Around New England

Homosexuality-Affirming Boston Pride Ridding Itself of ‘Individual, Interpersonal, Institutional and Structural Racism’

April 17, 2021

An organization that runs Boston’s annual homosexuality-affirming parade has announced the appointment of seven members to a new committee designed to rid the organization of racism.

“Boston Pride is dismantling the systemic oppression and individual, interpersonal, institutional, and structural racism within its own organization,” Boston Pride said in a written statement Friday, April 16.

The 490-word statement does not specify examples of racism. But the New Transformation Advisory Committee, which is designed to root it out, “will advise the organization during the ongoing transformation process to ensure that its vision, mission, and values are in alignment and in the best interest of the LGBTQ+ community,” it says.

The organization’s statement makes reference to “concerns raised by Black, Brown, transgender people and other members of the community” which “compelled Boston Pride to examine the board and the entire organizational structure including programming of events for Pride 2021.”

The signature event of the organization, the annual June parade in the Back Bay and Boston Common area of Boston, has been cancelled for the second year in a row because of the coronavirus emergency. Organization officials are looking to the fall of 2021 instead, but aren’t sure it will happen.

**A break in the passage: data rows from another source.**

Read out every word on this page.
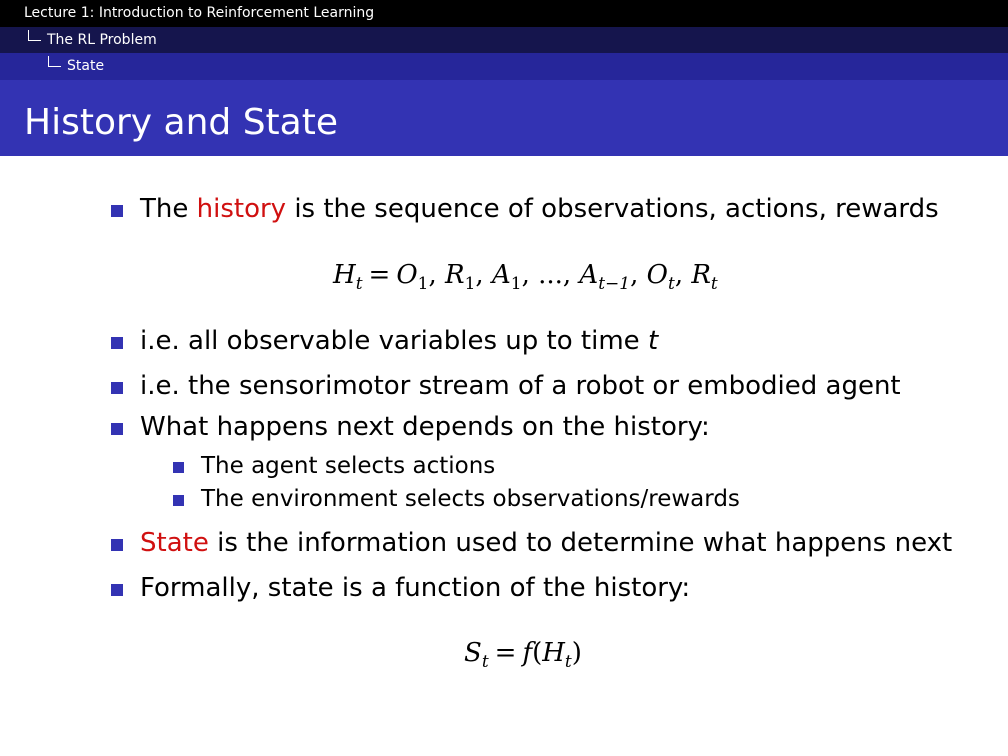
Lecture 1: Introduction to Reinforcement Learning
The RL Problem
State
History and State
The history is the sequence of observations, actions, rewards
$H_t = O_1$, $R_1$, $A_1$, ..., $A_{t-1}$, $O_t$, $R_t$
i.e. all observable variables up to time t
i.e. the sensorimotor stream of a robot or embodied agent
What happens next depends on the history:
The agent selects actions
The environment selects observations/rewards
State is the information used to determine what happens next
Formally, state is a function of the history:
$S_t = f(H_t)$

Boston’s first homosexuality-affirming parade was organized by the Homophile Coordinating Council in June 1971, according to a history on the Boston Pride web site published in 2015. That was two years after the Stonewall riots at and outside a bar in New York City that catered to homosexuals following a police raid.

The parade, which has also at times been called a march, has gone by several names over the years.

Boston’s original parade organizers identified several targets.

“When the March took place, it sought to highlight four oppressive institutions in Boston:  the police, the government, hostile bars, and religious institutions,” the parade history states.

It included a demonstration outside the Episcopal Church cathedral in Boston, St. Paul’s, demanding that the church ordain homosexuals, bless the relationships of same-sex couples, re-examine marriage and the family, and re-examine roles based on sex.

The march culminated with a ceremonial smashing of “a large brown closet” on Boston Common, according to the history.

The history includes conflicts over nudity, simulated sex acts, political opposition and division, and complaints of racism.

As early as 1976, a workshop “focused on racism within and outside the gay and lesbian community and its effects on people of color.”

In 1977, a Boston State College professor threw his Harvard diploma into a fire on a wok, followed by his draft card and health insurance card, according to the history. Then he read an anti-same-sex-sex-act verse from the Book of Leviticus, and then “paused, held up the Bible, and tossed it into the fire.”

In 1978, organizers renamed what had been known as “Gay Pride Week” to “Lesbian and Gay Pride Week.” Participants criticized Governor Michael Dukakis, a Democrat, for refusing to proclaim “an ‘Annual Gay Pride Week’.”

In 1979, organizers worried that events “were too oriented to white, middle-class men” tried to emphasize homosexuals who were poor and members of racial minorities, according to the history.

In 1981, the parade route went right by the Parkman House, a city-owned mansion on Beacon Hill used by then-Mayor Kevin White as a sort of home away from home, not long after White, a Democrat, eliminated the position of “the city’s first liaison to the gay and lesbian community” in a round of budget cuts. White went to court to try to change the parade route, but lost.

In 1985, parade organizers were dismayed by what they felt were efforts by then-Governor Dukakis to distance himself from them in preparation for his run for president in 1988 – including a policy designed to make sure that foster children were placed not with homosexuals but rather with “traditional families.”

In 1986, a black homosexual activist complained that a homosexuality-affirming bar in Boston “required multiple IDs from people of color.”

In 1987, the parade included an effigy of Governor Dukakis outside the Massachusetts State House plastered with “Foster Equality” stickers. Mayor Ray Flynn approved the first raising of a homosexuality-affirming flag at Boston City Hall. (He later spoke at the parade rally in 1990.)

In 1988, for a dollar, parade-goers could throw an egg at a photo of Dukakis. That was also the first year the history describes nudity, as some women went topless.

In 1989, some activists decried the organizers’ decision not to include the term “Bisexual” in its title, but an organizer “explained that Pride did not want ‘an infinite name’,” according to the history.

In 1993, “Some onlookers bemoaned the large number of businesses in the March.”

Around 2000, some questioned the need for the parade. But enthusiasm rekindled, particularly with the creation of same-sex marriage by the Massachusetts Supreme Judicial Court in 2004.

In 2009, the theme was “Trans-forming Our Communities,” in a gesture of solidarity with transgender people.